Mixing Course - Part 5: Enemies of Digital (Errors and Noise)
“Isn’t digital perfect? It’s just 0 and 1—why are there errors?” Many people believe digital audio is clean and unchanging. But the digital world has scary enemies. They can ruin our precious recordings and make our results sound unprofessional. (Ding—error!)
Let’s meet the two main villains: jitter and clipping.
1. Clipping: a sound with its head cut off
The most common—and most fatal—mistake. In Part 4 we learned about bit depth. Digital containers have a maximum size (0 dBFS).
If water overflows a cup, the floor gets wet. But if sound exceeds 0 dBFS? The top of the waveform gets sliced off—clipped. (Chop!) A smooth wave becomes a square wave, causing heavy distortion and an ugly “zzzz!” noise.

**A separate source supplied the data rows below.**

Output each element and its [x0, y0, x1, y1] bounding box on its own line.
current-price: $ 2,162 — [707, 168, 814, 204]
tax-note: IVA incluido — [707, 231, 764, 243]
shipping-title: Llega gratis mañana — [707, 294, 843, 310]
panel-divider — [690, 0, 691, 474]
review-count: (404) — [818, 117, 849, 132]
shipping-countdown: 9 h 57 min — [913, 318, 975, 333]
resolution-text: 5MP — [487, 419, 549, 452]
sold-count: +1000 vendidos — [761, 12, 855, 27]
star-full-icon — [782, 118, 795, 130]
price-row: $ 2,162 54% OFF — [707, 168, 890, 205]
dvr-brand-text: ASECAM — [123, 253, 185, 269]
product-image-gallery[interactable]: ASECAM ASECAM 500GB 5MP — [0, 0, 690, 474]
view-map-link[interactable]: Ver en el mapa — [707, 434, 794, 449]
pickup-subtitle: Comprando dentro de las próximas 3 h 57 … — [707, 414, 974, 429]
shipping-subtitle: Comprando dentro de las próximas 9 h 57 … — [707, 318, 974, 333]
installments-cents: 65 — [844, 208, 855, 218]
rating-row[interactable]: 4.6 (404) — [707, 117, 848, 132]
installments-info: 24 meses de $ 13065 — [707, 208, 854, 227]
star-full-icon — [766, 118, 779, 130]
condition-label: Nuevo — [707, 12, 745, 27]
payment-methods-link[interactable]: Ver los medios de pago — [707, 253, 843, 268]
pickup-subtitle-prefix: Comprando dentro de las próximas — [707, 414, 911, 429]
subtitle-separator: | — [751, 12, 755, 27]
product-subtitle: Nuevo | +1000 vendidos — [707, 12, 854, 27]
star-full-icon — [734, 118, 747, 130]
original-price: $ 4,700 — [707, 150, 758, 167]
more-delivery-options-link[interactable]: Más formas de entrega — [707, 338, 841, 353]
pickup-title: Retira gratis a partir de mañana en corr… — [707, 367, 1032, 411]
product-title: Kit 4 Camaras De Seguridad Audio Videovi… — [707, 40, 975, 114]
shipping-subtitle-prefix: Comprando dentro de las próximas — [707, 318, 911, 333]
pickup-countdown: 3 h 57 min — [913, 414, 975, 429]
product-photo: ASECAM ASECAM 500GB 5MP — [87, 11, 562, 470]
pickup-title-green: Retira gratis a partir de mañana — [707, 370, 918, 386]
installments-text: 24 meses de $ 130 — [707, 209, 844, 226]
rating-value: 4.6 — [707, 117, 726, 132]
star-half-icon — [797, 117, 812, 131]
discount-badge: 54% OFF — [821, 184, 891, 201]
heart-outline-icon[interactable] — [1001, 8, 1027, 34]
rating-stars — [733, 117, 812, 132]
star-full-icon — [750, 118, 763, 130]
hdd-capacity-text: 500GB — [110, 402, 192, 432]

- Analog distortion: tubes or tape distort softly and warmly when pushed. (Musical)
- Digital clipping: cold, harsh, ear‑piercing noise. (Unmusical)

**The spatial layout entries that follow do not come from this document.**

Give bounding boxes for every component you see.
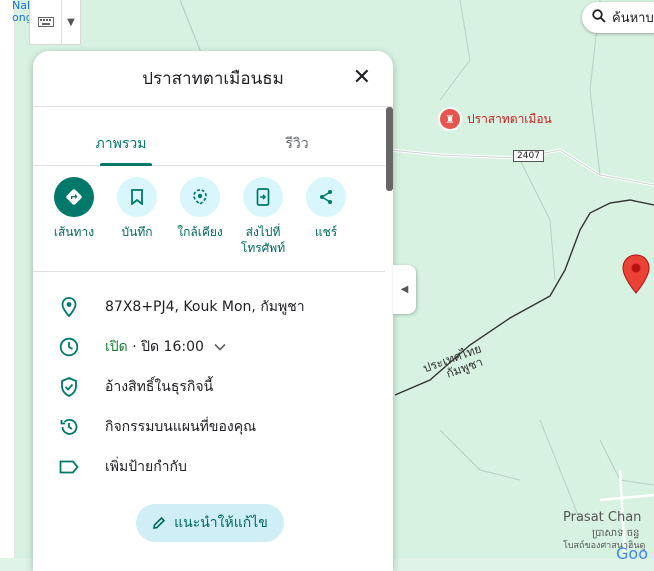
tab-reviews[interactable]: รีวิว [209, 123, 385, 165]
info-rows: 87X8+PJ4, Kouk Mon, กัมพูชา เปิด · ปิด 1… [33, 287, 385, 487]
chevron-left-icon: ◀ [400, 284, 409, 295]
place-details-panel: ปราสาทตาเมือนธม ✕ ภาพรวม รีวิว เส้นทาง บ… [33, 51, 393, 571]
share-button[interactable]: แชร์ [305, 177, 347, 256]
page-title: ปราสาทตาเมือนธม [142, 69, 284, 89]
map-activity-row[interactable]: กิจกรรมบนแผนที่ของคุณ [33, 407, 385, 447]
panel-header: ปราสาทตาเมือนธม ✕ [33, 51, 393, 107]
search-label: ค้นหาบ [612, 11, 654, 26]
hours-text: เปิด · ปิด 16:00 [105, 336, 204, 358]
tab-overview[interactable]: ภาพรวม [33, 123, 209, 166]
map-activity-text: กิจกรรมบนแผนที่ของคุณ [105, 419, 257, 435]
action-buttons: เส้นทาง บันทึก ใกล้เคียง ส่งไปที่ โทรศัพ… [53, 177, 347, 256]
claim-business-text: อ้างสิทธิ์ในธุรกิจนี้ [105, 379, 214, 395]
place-label[interactable]: Prasat Chan [563, 510, 641, 525]
tab-bar: ภาพรวม รีวิว [33, 123, 385, 166]
search-pill[interactable]: ค้นหาบ [582, 2, 654, 33]
directions-label: เส้นทาง [53, 225, 95, 239]
poi-marker[interactable]: ♜ ปราสาทตาเมือน [438, 107, 552, 131]
road-shield: 2407 [513, 150, 544, 162]
close-icon[interactable]: ✕ [353, 65, 371, 90]
poi-name: ปราสาทตาเมือน [467, 111, 552, 126]
clock-icon [33, 337, 105, 357]
pencil-icon [153, 516, 166, 529]
nearby-icon [180, 177, 220, 217]
tab-reviews-label: รีวิว [285, 136, 309, 152]
address-text: 87X8+PJ4, Kouk Mon, กัมพูชา [105, 299, 305, 315]
add-label-row[interactable]: เพิ่มป้ายกำกับ [33, 447, 385, 487]
share-icon [306, 177, 346, 217]
suggest-edit-button[interactable]: แนะนำให้แก้ไข [136, 504, 284, 542]
save-label: บันทึก [121, 225, 153, 239]
collapse-panel-button[interactable]: ◀ [393, 265, 416, 314]
directions-button[interactable]: เส้นทาง [53, 177, 95, 256]
add-label-text: เพิ่มป้ายกำกับ [105, 459, 187, 475]
left-strip [0, 0, 15, 558]
location-pin-icon [33, 297, 105, 317]
tab-overview-label: ภาพรวม [95, 136, 147, 152]
divider [33, 271, 385, 272]
share-label: แชร์ [314, 225, 338, 239]
search-icon [592, 8, 606, 27]
bookmark-icon [117, 177, 157, 217]
history-icon [33, 417, 105, 437]
send-to-phone-button[interactable]: ส่งไปที่ โทรศัพท์ [241, 177, 285, 256]
hours-row[interactable]: เปิด · ปิด 16:00 [33, 327, 385, 367]
nearby-button[interactable]: ใกล้เคียง [177, 177, 223, 256]
label-icon [33, 460, 105, 474]
chevron-down-icon[interactable]: ▼ [62, 0, 80, 44]
nearby-label: ใกล้เคียง [177, 225, 223, 239]
send-to-phone-icon [243, 177, 283, 217]
chevron-down-icon[interactable] [214, 340, 226, 354]
landmark-icon: ♜ [438, 107, 462, 131]
directions-icon [54, 177, 94, 217]
scrollbar[interactable] [386, 107, 393, 191]
address-row[interactable]: 87X8+PJ4, Kouk Mon, กัมพูชา [33, 287, 385, 327]
keyboard-icon[interactable] [30, 0, 62, 44]
verified-shield-icon [33, 377, 105, 397]
selected-location-pin-icon[interactable] [622, 254, 650, 298]
close-time: · ปิด 16:00 [127, 339, 204, 355]
save-button[interactable]: บันทึก [116, 177, 158, 256]
google-logo: Goo [616, 544, 648, 563]
suggest-edit-label: แนะนำให้แก้ไข [174, 515, 268, 531]
input-tools-control[interactable]: ▼ [29, 0, 81, 45]
send-to-phone-label: ส่งไปที่ โทรศัพท์ [240, 225, 286, 255]
claim-business-row[interactable]: อ้างสิทธิ์ในธุรกิจนี้ [33, 367, 385, 407]
open-status: เปิด [105, 339, 128, 355]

Solution: Never exceed 0 dB. When recording, keep your loudest peaks around ‑6 dB to ‑10 dB. “Won’t it be too quiet?” Don’t worry. You can turn quiet recordings up later. You can’t fix a clipped sound, but you can raise a quiet one. (Safety first!)
2. Jitter: a shaky clock
This is a bit complex, so let’s use an analogy. Imagine jump‑roping while a friend turns the rope. If they turn it steadily (tick‑tock‑tick‑tock), you can jump easily. (Nice rhythm!) But if they’re drunk and speed up or slow down (tick—tock—tick—‑tock), you’ll trip.
Jitter is when the clock timing of digital sampling wobbles. At 44.1 kHz, we must sample 44,100 times per second at precise intervals—but tiny timing errors occur.
- If jitter is bad:
- The sound loses focus (blurry feeling)
- The stereo image narrows
- Highs sound rough and cold (gritty)
Solution: With any interface above ~100,000 KRW, jitter isn’t a serious concern. However, in complex pro setups using word clock connections, the “master clock” must be set correctly. For home recording, remember just this: Use a good interface and keep your drivers updated. (Check often!)
3. Pop noise and click noise
- Pop noise: the “puh, tuh, ts” air bursts hitting the mic (“puh!”).
- → Always use a pop filter. (Pops are painful in mixing.)
- Click noise: “tick! tick!” when the computer stutters.
- → Increase buffer size. (Recording: 128 or lower, mixing: 1024 or higher)
The three commandments of digital audio
- Red light is dead light. (Red on the meter means death. Never exceed 0 dB.)
- Record low. Clipping is scarier than noise.
- Don’t skimp on computer specs. If the CPU struggles, the sound struggles too. (Stutter—stutter!)
[Common Beginner Mistakes] 💥
- “It’s only good when the red light hits.” Some people feel pleasure when the meter turns red (0 dB). That’s not pleasure—it’s the scream of tearing sound. (Zzzzt!)
- “Ignoring gain staging.” You recorded too loud and already clipped, then turn down plugin volume and say “It’s fine now.” If the head is chopped off, putting a hat on it doesn’t grow it back.
- “Pop filters are just for style?” They’re not for looks. They protect the mic from burst air on “p, t, ts.” Skip it and you’ll suffer through “puh‑puh” pops in mixing.